Astronomers discover 'middleweight' black holes

NASA Astronomers have recently discovered evidence that suggests a new type of black holes in spiral-shaped galaxies is present throughout the Universe. These mysterious classes of "middleweight" black holes, formed by an unknown process, are 100 to 10,000 times as massive as the Sun, yet each occupies less space than the Moon.

A black hole is a region of space with such a force of gravity is so powerful that nothing, not even light, can escape its pull. Until now, scientists knew about two types of black holes: stellar and supermassive. Stellar black holes are the remains of dead stars several times heavier than the Sun, compressed to a diameter of a few miles or less. Supermassive black holes have mind-boggling masses of one million to one billion Suns and may have formed in the early universe from giant gas clouds or from the collapse of clusters of immense numbers of stars. The astronomers identified the new class of black holes through X-ray light, the final cries of energy emitted from gas and particles spiraling into a black hole. The discovery will be announced today at the meeting of the High Energy Astrophysics Division of the American Astronomical Society in Charleston, SC.

Dr. Edward Colbert and Dr. Richard Mushotzky, astronomers at NASA's Goddard Space Flight Center, Greenbelt, MD, first saw hints of the new class of black holes while studying X-rays from 39 relatively nearby galaxies. Dr. Andrew Ptak and Dr. Richard Griffiths at Carnegie Mellon University studied X-ray light from a galaxy not included in Colbert and Mushotzky's set, galaxy M82. Both teams found unique X-ray light indicative of a new black hole class.

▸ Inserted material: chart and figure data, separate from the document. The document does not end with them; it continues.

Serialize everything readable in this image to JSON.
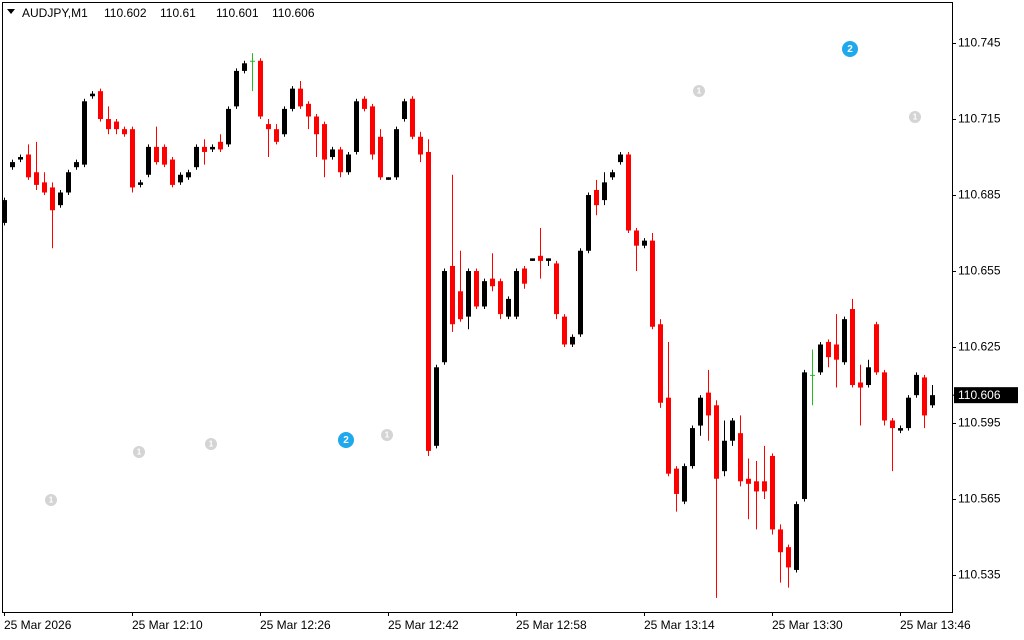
{
  "chart_data": {
    "type": "candlestick",
    "symbol": "AUDJPY,M1",
    "categories": [
      "25 Mar 2026",
      null,
      null,
      null,
      null,
      null,
      null,
      null,
      null,
      null,
      null,
      null,
      null,
      null,
      null,
      null,
      "25 Mar 12:10",
      null,
      null,
      null,
      null,
      null,
      null,
      null,
      null,
      null,
      null,
      null,
      null,
      null,
      null,
      null,
      "25 Mar 12:26",
      null,
      null,
      null,
      null,
      null,
      null,
      null,
      null,
      null,
      null,
      null,
      null,
      null,
      null,
      null,
      "25 Mar 12:42",
      null,
      null,
      null,
      null,
      null,
      null,
      null,
      null,
      null,
      null,
      null,
      null,
      null,
      null,
      null,
      "25 Mar 12:58",
      null,
      null,
      null,
      null,
      null,
      null,
      null,
      null,
      null,
      null,
      null,
      null,
      null,
      null,
      null,
      "25 Mar 13:14",
      null,
      null,
      null,
      null,
      null,
      null,
      null,
      null,
      null,
      null,
      null,
      null,
      null,
      null,
      null,
      "25 Mar 13:30",
      null,
      null,
      null,
      null,
      null,
      null,
      null,
      null,
      null,
      null,
      null,
      null,
      null,
      null,
      null,
      "25 Mar 13:46",
      null,
      null,
      null,
      null
    ],
    "open": [
      110.674,
      110.696,
      110.699,
      110.701,
      110.694,
      110.69,
      110.688,
      110.681,
      110.686,
      110.696,
      110.697,
      110.724,
      110.726,
      110.715,
      110.714,
      110.711,
      110.711,
      110.689,
      110.693,
      110.704,
      110.704,
      110.699,
      110.69,
      110.692,
      110.696,
      110.704,
      110.703,
      110.706,
      110.705,
      110.72,
      110.734,
      110.738,
      110.738,
      110.713,
      110.711,
      110.709,
      110.719,
      110.727,
      110.721,
      110.716,
      110.713,
      110.7,
      110.703,
      110.694,
      110.702,
      110.723,
      110.72,
      110.708,
      110.691,
      110.692,
      110.715,
      110.723,
      110.708,
      110.702,
      110.586,
      110.619,
      110.657,
      110.647,
      110.637,
      110.655,
      110.641,
      110.652,
      110.651,
      110.637,
      110.637,
      110.656,
      110.659,
      110.661,
      110.659,
      110.658,
      110.637,
      110.626,
      110.63,
      110.663,
      110.687,
      110.683,
      110.692,
      110.698,
      110.701,
      110.671,
      110.665,
      110.667,
      110.634,
      110.605,
      110.577,
      110.564,
      110.578,
      110.594,
      110.607,
      110.602,
      110.576,
      110.588,
      110.591,
      110.573,
      110.572,
      110.572,
      110.582,
      110.553,
      110.546,
      110.537,
      110.565,
      110.614,
      110.615,
      110.627,
      110.626,
      110.619,
      110.64,
      110.611,
      110.61,
      110.634,
      110.615,
      110.596,
      110.592,
      110.593,
      110.606,
      110.613,
      110.602
    ],
    "high": [
      110.684,
      110.699,
      110.701,
      110.705,
      110.706,
      110.694,
      110.69,
      110.687,
      110.695,
      110.699,
      110.723,
      110.726,
      110.727,
      110.72,
      110.715,
      110.712,
      110.712,
      110.691,
      110.705,
      110.712,
      110.705,
      110.7,
      110.694,
      110.695,
      110.705,
      110.707,
      110.705,
      110.709,
      110.72,
      110.735,
      110.738,
      110.741,
      110.739,
      110.715,
      110.713,
      110.72,
      110.728,
      110.73,
      110.722,
      110.717,
      110.714,
      110.704,
      110.704,
      110.702,
      110.723,
      110.724,
      110.721,
      110.711,
      110.692,
      110.712,
      110.723,
      110.724,
      110.71,
      110.707,
      110.618,
      110.656,
      110.693,
      110.663,
      110.656,
      110.656,
      110.652,
      110.662,
      110.652,
      110.645,
      110.656,
      110.657,
      110.66,
      110.672,
      110.66,
      110.659,
      110.638,
      110.63,
      110.664,
      110.686,
      110.691,
      110.694,
      110.695,
      110.702,
      110.702,
      110.672,
      110.668,
      110.67,
      110.636,
      110.627,
      110.578,
      110.579,
      110.594,
      110.606,
      110.616,
      110.604,
      110.596,
      110.597,
      110.598,
      110.581,
      110.58,
      110.586,
      110.583,
      110.555,
      110.547,
      110.564,
      110.616,
      110.624,
      110.627,
      110.628,
      110.638,
      110.637,
      110.644,
      110.618,
      110.62,
      110.635,
      110.616,
      110.597,
      110.594,
      110.606,
      110.615,
      110.614,
      110.61
    ],
    "low": [
      110.673,
      110.695,
      110.698,
      110.691,
      110.687,
      110.685,
      110.664,
      110.68,
      110.685,
      110.695,
      110.696,
      110.723,
      110.714,
      110.709,
      110.709,
      110.708,
      110.686,
      110.688,
      110.692,
      110.697,
      110.696,
      110.688,
      110.689,
      110.691,
      110.695,
      110.697,
      110.702,
      110.702,
      110.704,
      110.719,
      110.733,
      110.726,
      110.715,
      110.7,
      110.705,
      110.708,
      110.718,
      110.719,
      110.711,
      110.7,
      110.692,
      110.699,
      110.692,
      110.693,
      110.701,
      110.718,
      110.699,
      110.691,
      110.691,
      110.691,
      110.714,
      110.707,
      110.698,
      110.582,
      110.585,
      110.618,
      110.631,
      110.635,
      110.632,
      110.64,
      110.64,
      110.647,
      110.636,
      110.636,
      110.636,
      110.648,
      110.659,
      110.652,
      110.657,
      110.636,
      110.625,
      110.625,
      110.629,
      110.662,
      110.677,
      110.681,
      110.691,
      110.697,
      110.67,
      110.655,
      110.664,
      110.632,
      110.601,
      110.574,
      110.56,
      110.563,
      110.577,
      110.59,
      110.588,
      110.526,
      110.574,
      110.586,
      110.57,
      110.557,
      110.553,
      110.565,
      110.551,
      110.532,
      110.53,
      110.536,
      110.564,
      110.602,
      110.614,
      110.617,
      110.609,
      110.618,
      110.609,
      110.594,
      110.609,
      110.614,
      110.594,
      110.576,
      110.591,
      110.592,
      110.605,
      110.593,
      110.601
    ],
    "close": [
      110.683,
      110.698,
      110.7,
      110.692,
      110.689,
      110.686,
      110.679,
      110.686,
      110.694,
      110.698,
      110.722,
      110.725,
      110.715,
      110.711,
      110.711,
      110.709,
      110.688,
      110.69,
      110.704,
      110.698,
      110.697,
      110.689,
      110.693,
      110.694,
      110.704,
      110.702,
      110.704,
      110.703,
      110.719,
      110.734,
      110.737,
      110.738,
      110.716,
      110.711,
      110.706,
      110.719,
      110.727,
      110.72,
      110.716,
      110.709,
      110.699,
      110.703,
      110.694,
      110.701,
      110.722,
      110.719,
      110.701,
      110.692,
      110.692,
      110.711,
      110.722,
      110.708,
      110.701,
      110.584,
      110.617,
      110.655,
      110.634,
      110.636,
      110.655,
      110.641,
      110.651,
      110.649,
      110.638,
      110.644,
      110.655,
      110.65,
      110.66,
      110.659,
      110.66,
      110.638,
      110.626,
      110.629,
      110.663,
      110.685,
      110.681,
      110.69,
      110.694,
      110.701,
      110.671,
      110.665,
      110.667,
      110.633,
      110.603,
      110.575,
      110.567,
      110.578,
      110.593,
      110.605,
      110.598,
      110.573,
      110.588,
      110.596,
      110.572,
      110.571,
      110.568,
      110.568,
      110.553,
      110.544,
      110.538,
      110.563,
      110.615,
      110.614,
      110.626,
      110.621,
      110.62,
      110.636,
      110.61,
      110.609,
      110.617,
      110.615,
      110.596,
      110.593,
      110.593,
      110.605,
      110.614,
      110.598,
      110.606
    ],
    "up_color": "#000000",
    "down_color": "#ff0000",
    "doji_color": "#22bb22",
    "ylim": [
      110.5204,
      110.7612
    ],
    "yticks": [
      110.535,
      110.565,
      110.595,
      110.625,
      110.655,
      110.685,
      110.715,
      110.745
    ],
    "grid": false,
    "events": [
      1,
      1,
      1,
      2,
      1,
      1,
      2,
      1
    ]
  }
}
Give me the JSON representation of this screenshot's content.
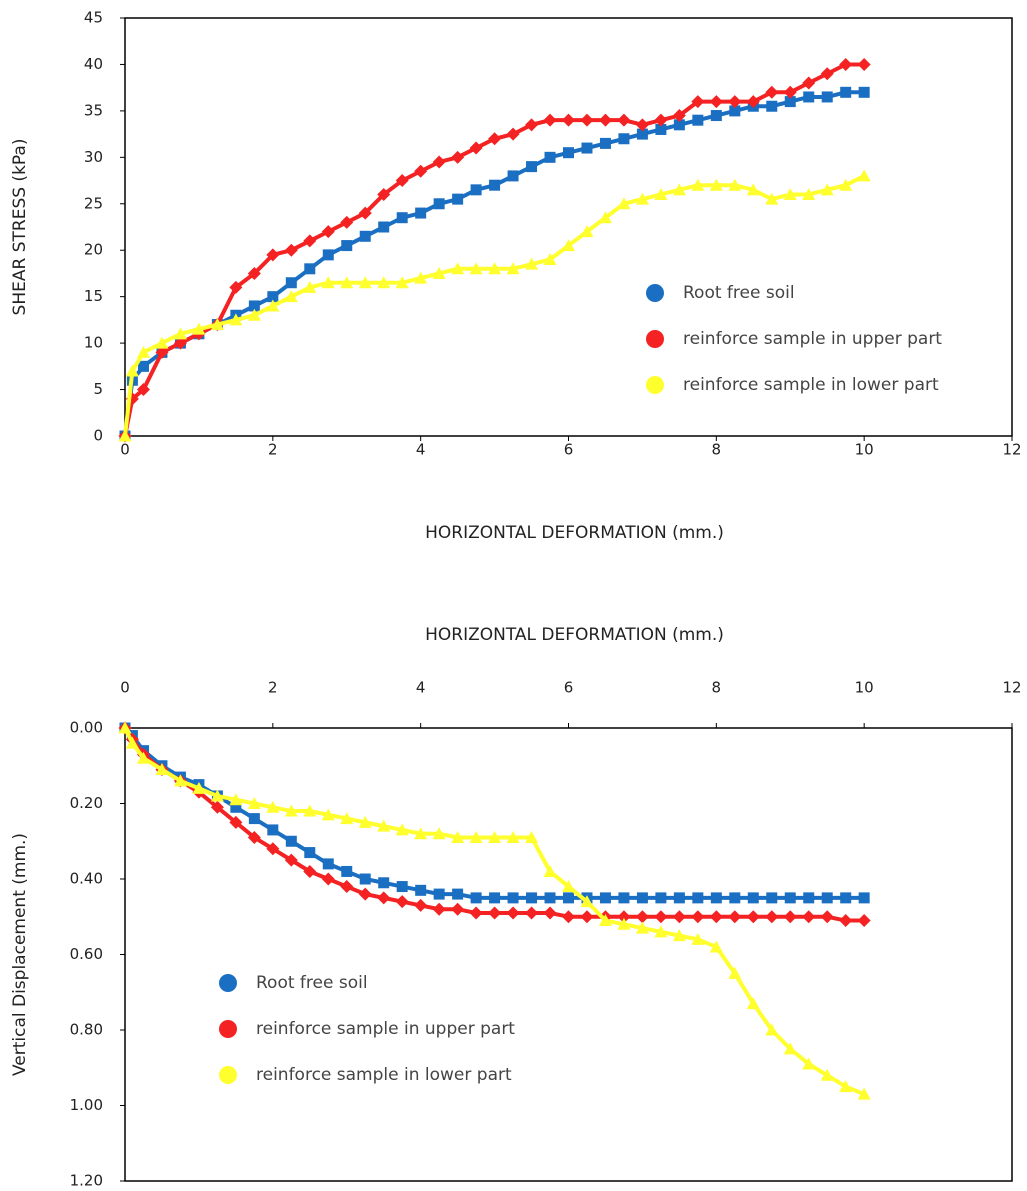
{
  "chart_data": [
    {
      "type": "line",
      "x_label": "HORIZONTAL DEFORMATION (mm.)",
      "y_label": "SHEAR STRESS (kPa)",
      "x": [
        0,
        0.1,
        0.25,
        0.5,
        0.75,
        1,
        1.25,
        1.5,
        1.75,
        2,
        2.25,
        2.5,
        2.75,
        3,
        3.25,
        3.5,
        3.75,
        4,
        4.25,
        4.5,
        4.75,
        5,
        5.25,
        5.5,
        5.75,
        6,
        6.25,
        6.5,
        6.75,
        7,
        7.25,
        7.5,
        7.75,
        8,
        8.25,
        8.5,
        8.75,
        9,
        9.25,
        9.5,
        9.75,
        10
      ],
      "series": [
        {
          "name": "Root free soil",
          "color": "#1b6fc2",
          "marker": "square",
          "values": [
            0,
            6,
            7.5,
            9,
            10,
            11,
            12,
            13,
            14,
            15,
            16.5,
            18,
            19.5,
            20.5,
            21.5,
            22.5,
            23.5,
            24,
            25,
            25.5,
            26.5,
            27,
            28,
            29,
            30,
            30.5,
            31,
            31.5,
            32,
            32.5,
            33,
            33.5,
            34,
            34.5,
            35,
            35.5,
            35.5,
            36,
            36.5,
            36.5,
            37,
            37
          ]
        },
        {
          "name": "reinforce sample in upper part",
          "color": "#f42222",
          "marker": "diamond",
          "values": [
            0,
            4,
            5,
            9,
            10,
            11,
            12,
            16,
            17.5,
            19.5,
            20,
            21,
            22,
            23,
            24,
            26,
            27.5,
            28.5,
            29.5,
            30,
            31,
            32,
            32.5,
            33.5,
            34,
            34,
            34,
            34,
            34,
            33.5,
            34,
            34.5,
            36,
            36,
            36,
            36,
            37,
            37,
            38,
            39,
            40,
            40
          ]
        },
        {
          "name": "reinforce sample in lower part",
          "color": "#ffff2e",
          "marker": "triangle",
          "values": [
            0,
            7,
            9,
            10,
            11,
            11.5,
            12,
            12.5,
            13,
            14,
            15,
            16,
            16.5,
            16.5,
            16.5,
            16.5,
            16.5,
            17,
            17.5,
            18,
            18,
            18,
            18,
            18.5,
            19,
            20.5,
            22,
            23.5,
            25,
            25.5,
            26,
            26.5,
            27,
            27,
            27,
            26.5,
            25.5,
            26,
            26,
            26.5,
            27,
            28
          ]
        }
      ],
      "xlim": [
        0,
        12
      ],
      "xticks": [
        0,
        2,
        4,
        6,
        8,
        10,
        12
      ],
      "ylim": [
        0,
        45
      ],
      "yticks": [
        0,
        5,
        10,
        15,
        20,
        25,
        30,
        35,
        40,
        45
      ],
      "x_axis_position": "bottom",
      "legend": "right"
    },
    {
      "type": "line",
      "x_label": "HORIZONTAL DEFORMATION (mm.)",
      "y_label": "Vertical Displacement (mm.)",
      "x": [
        0,
        0.1,
        0.25,
        0.5,
        0.75,
        1,
        1.25,
        1.5,
        1.75,
        2,
        2.25,
        2.5,
        2.75,
        3,
        3.25,
        3.5,
        3.75,
        4,
        4.25,
        4.5,
        4.75,
        5,
        5.25,
        5.5,
        5.75,
        6,
        6.25,
        6.5,
        6.75,
        7,
        7.25,
        7.5,
        7.75,
        8,
        8.25,
        8.5,
        8.75,
        9,
        9.25,
        9.5,
        9.75,
        10
      ],
      "series": [
        {
          "name": "Root free soil",
          "color": "#1b6fc2",
          "marker": "square",
          "values": [
            0,
            0.02,
            0.06,
            0.1,
            0.13,
            0.15,
            0.18,
            0.21,
            0.24,
            0.27,
            0.3,
            0.33,
            0.36,
            0.38,
            0.4,
            0.41,
            0.42,
            0.43,
            0.44,
            0.44,
            0.45,
            0.45,
            0.45,
            0.45,
            0.45,
            0.45,
            0.45,
            0.45,
            0.45,
            0.45,
            0.45,
            0.45,
            0.45,
            0.45,
            0.45,
            0.45,
            0.45,
            0.45,
            0.45,
            0.45,
            0.45,
            0.45
          ]
        },
        {
          "name": "reinforce sample in upper part",
          "color": "#f42222",
          "marker": "diamond",
          "values": [
            0,
            0.03,
            0.07,
            0.11,
            0.14,
            0.17,
            0.21,
            0.25,
            0.29,
            0.32,
            0.35,
            0.38,
            0.4,
            0.42,
            0.44,
            0.45,
            0.46,
            0.47,
            0.48,
            0.48,
            0.49,
            0.49,
            0.49,
            0.49,
            0.49,
            0.5,
            0.5,
            0.5,
            0.5,
            0.5,
            0.5,
            0.5,
            0.5,
            0.5,
            0.5,
            0.5,
            0.5,
            0.5,
            0.5,
            0.5,
            0.51,
            0.51
          ]
        },
        {
          "name": "reinforce sample in lower part",
          "color": "#ffff2e",
          "marker": "triangle",
          "values": [
            0,
            0.04,
            0.08,
            0.11,
            0.14,
            0.16,
            0.18,
            0.19,
            0.2,
            0.21,
            0.22,
            0.22,
            0.23,
            0.24,
            0.25,
            0.26,
            0.27,
            0.28,
            0.28,
            0.29,
            0.29,
            0.29,
            0.29,
            0.29,
            0.38,
            0.42,
            0.46,
            0.51,
            0.52,
            0.53,
            0.54,
            0.55,
            0.56,
            0.58,
            0.65,
            0.73,
            0.8,
            0.85,
            0.89,
            0.92,
            0.95,
            0.97
          ]
        }
      ],
      "xlim": [
        0,
        12
      ],
      "xticks": [
        0,
        2,
        4,
        6,
        8,
        10,
        12
      ],
      "ylim": [
        1.2,
        0
      ],
      "yticks": [
        {
          "value": 0,
          "label": "0.00"
        },
        {
          "value": 0.2,
          "label": "0.20"
        },
        {
          "value": 0.4,
          "label": "0.40"
        },
        {
          "value": 0.6,
          "label": "0.60"
        },
        {
          "value": 0.8,
          "label": "0.80"
        },
        {
          "value": 1.0,
          "label": "1.00"
        },
        {
          "value": 1.2,
          "label": "1.20"
        }
      ],
      "x_axis_position": "top",
      "legend": "lower left"
    }
  ]
}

The results from both teams will be published in the Astrophysical Journal and the Astrophysical Journal Letters, respectively.

"Our intent was to understand what was producing an unusual class of X-ray luminosities near the centers of many galaxies," said Colbert. "With data from the Einstein satellite from the 1970s, we couldn't determine whether they had features associated with supermassive black holes or stellar black holes. So we took a fresh look with newer data."